Der neue farbenfrohe Bildraum der „Jelly Series“, welche den Kern der Ausstellung „Objects in the mirror are closer than they appear“ darstellt, verbindet die in Reicherts Gesamtwerk vorherrschenden Themen der alltäglichen Bilderflut mit persönlichen Erinnerungen.
Die Motive werden ihren gewohnten Zusammenhängen entrissen und verschmelzen mit ihrer neuen Umgebung zu einer Bildwelt, die von Farbe und Licht dominiert wird, sich in glänzenden Oberflächen spiegelt, auflöst und neu formiert. Der Betrachter findet sich in dieser Welt wieder, die, wie der Titel der Ausstellung sagt, näher ist, als sie scheint.

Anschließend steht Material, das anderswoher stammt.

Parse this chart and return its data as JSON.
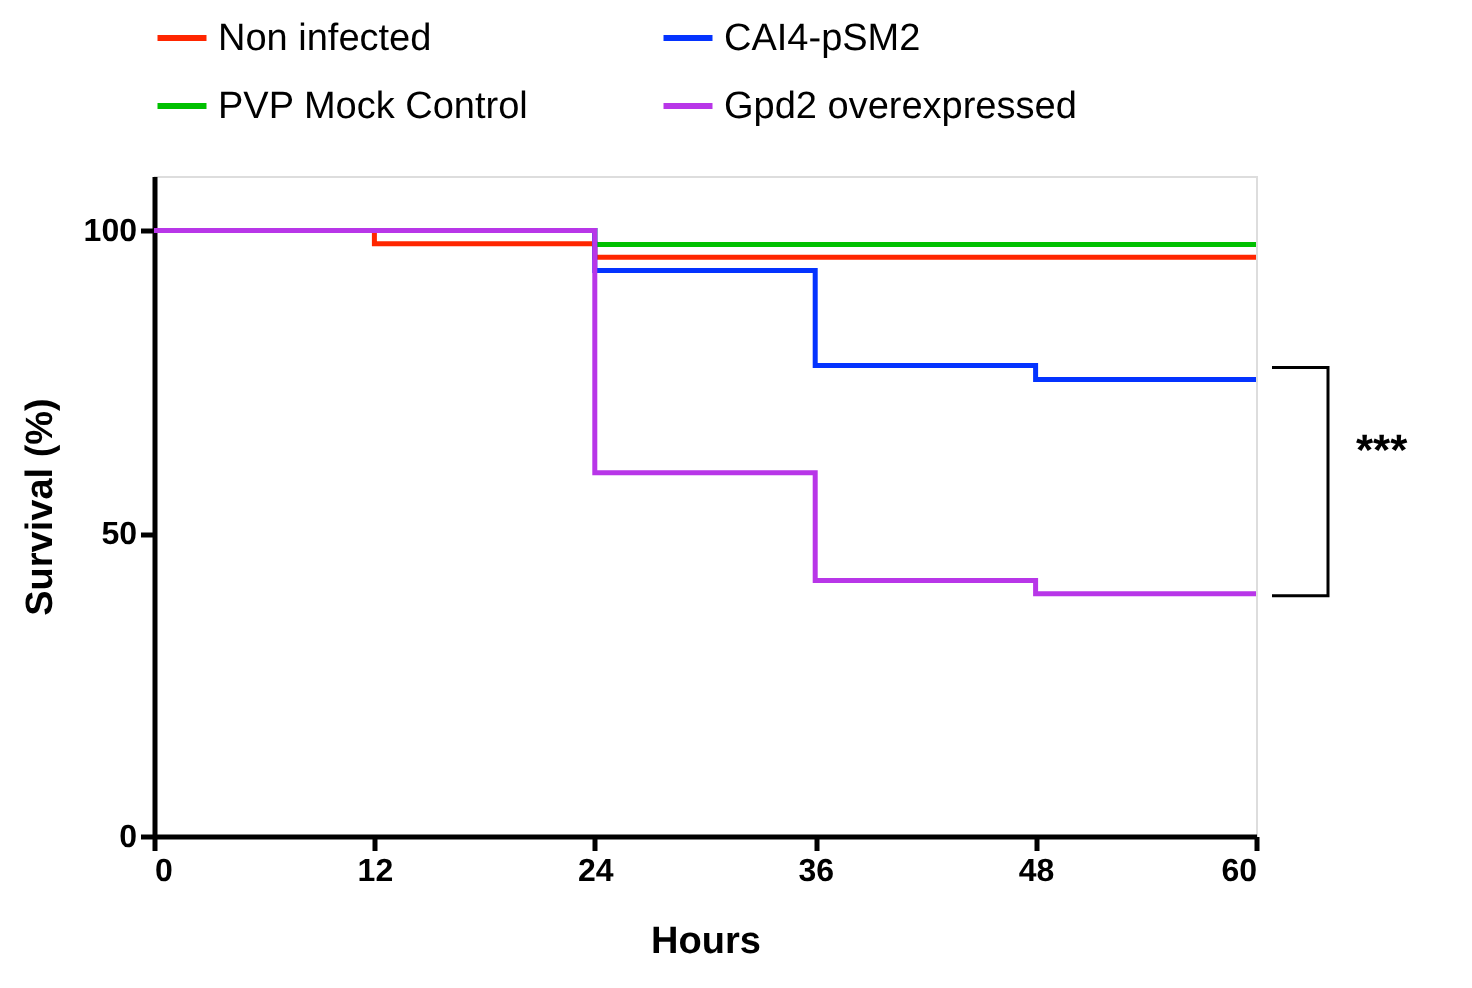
{
  "chart_data": {
    "type": "step",
    "xlabel": "Hours",
    "ylabel": "Survival (%)",
    "x": [
      0,
      12,
      24,
      36,
      48,
      60
    ],
    "xlim": [
      0,
      60
    ],
    "xticks": [
      0,
      12,
      24,
      36,
      48,
      60
    ],
    "ylim": [
      0,
      109
    ],
    "yticks": [
      0,
      50,
      100
    ],
    "grid": false,
    "legend": "top",
    "marker": "none",
    "line_style": "solid",
    "series": [
      {
        "name": "Non infected",
        "color": "#ff2600",
        "values": [
          100,
          97.8,
          95.6,
          95.6,
          95.6,
          95.6
        ]
      },
      {
        "name": "PVP Mock Control",
        "color": "#00c000",
        "values": [
          100,
          100,
          97.7,
          97.7,
          97.7,
          97.7
        ]
      },
      {
        "name": "CAI4-pSM2",
        "color": "#0433ff",
        "values": [
          100,
          100,
          93.4,
          77.7,
          75.4,
          75.4
        ]
      },
      {
        "name": "Gpd2 overexpressed",
        "color": "#b836e8",
        "values": [
          100,
          100,
          60,
          42.2,
          40,
          40
        ]
      }
    ],
    "annotations": [
      "***"
    ]
  }
}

Anna Borowy „Sicht und Schein“
27. November 2010 bis 22. Januar 2011
Anna Borowys Motive sind vorwiegend menschliche Typen und Momente, porträtartig dargestellt, die konzentriert von einem Geschehen zeugen. Die reduzierte Verwendung von Konturen und Flächen verbindet die Figuren mit den Hintergründen sowie diaphanen Begleitbildern von Tieren. Die offenkundige Jugend und die Anmut der Porträtierten werden verzerrt durch brüchige Strukturen und sinistere Züge, bzw. Mimik.

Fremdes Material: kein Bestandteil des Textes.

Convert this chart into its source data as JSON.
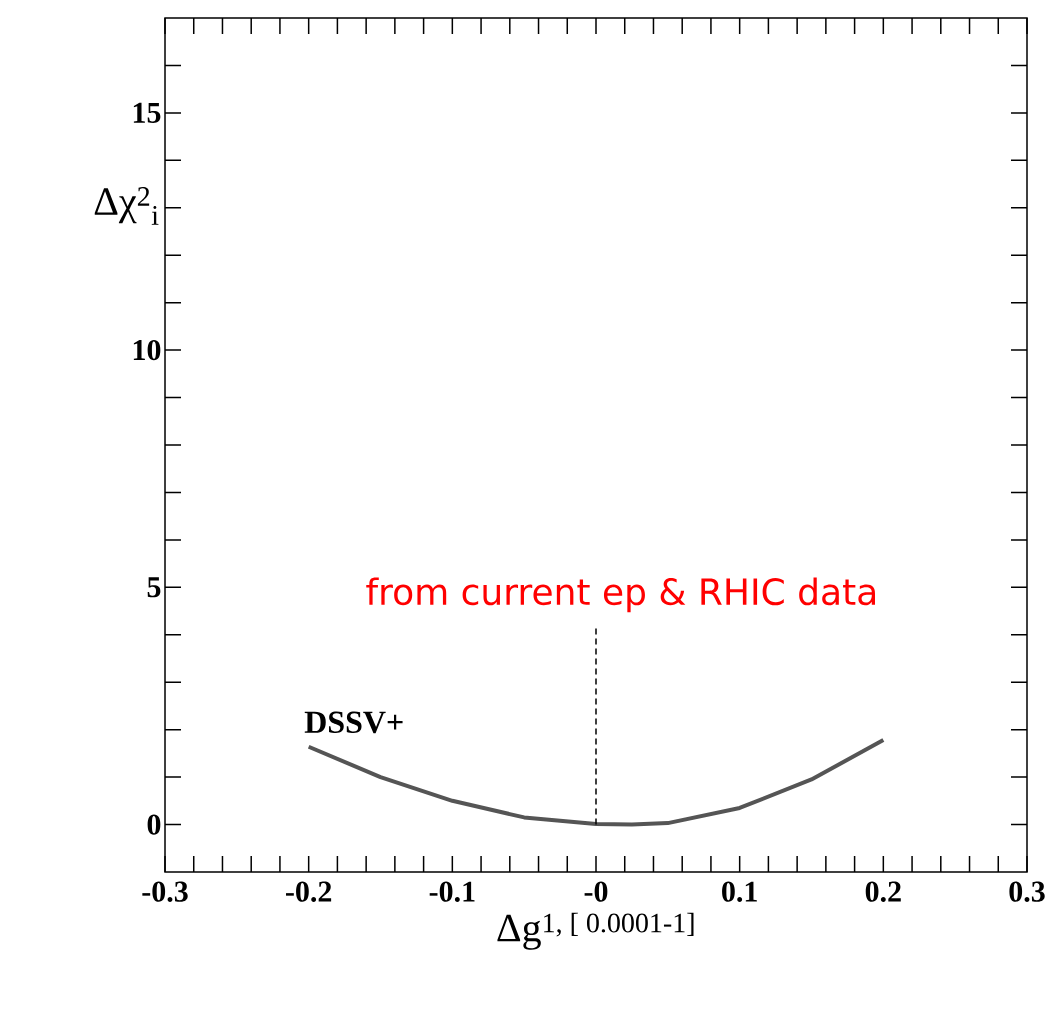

Technisch auffallend ist der leichte, silhouettenartige Auftrag von Farbe. Obwohl „aquarellig“ wirkend kommen doch Ölfarben zur Anwendung, deren spezielle Konsistenz jedoch das Vermischen mit Wasser zulassen. Die Grundierung der Bilder wird nicht restlos ausgemalt, sondern fungiert als durchgängiger heller Hintergrund, auf dem die Farben sorgfältig angeordnet werden. Dadurch erscheinen die Gestalten der Bilder mitunter überbelichtet, was mit der Überschneidung mehrerer durchsichtiger Bildelemente korrespondiert. Weil eine solche An- oder „Durchsicht“ normalerweise nur durch den Wechsel der Perspektive des Betrachters vor einem plastischen Objekt erfolgen kann, ist der Effekt auf Anna Borowys Bildern folglich eine besondere Dynamik. So realisieren ihre Werke ungewöhnlich für den Betrachter nicht nur eine räumliche, sondern auch eine zeitliche Perspektive.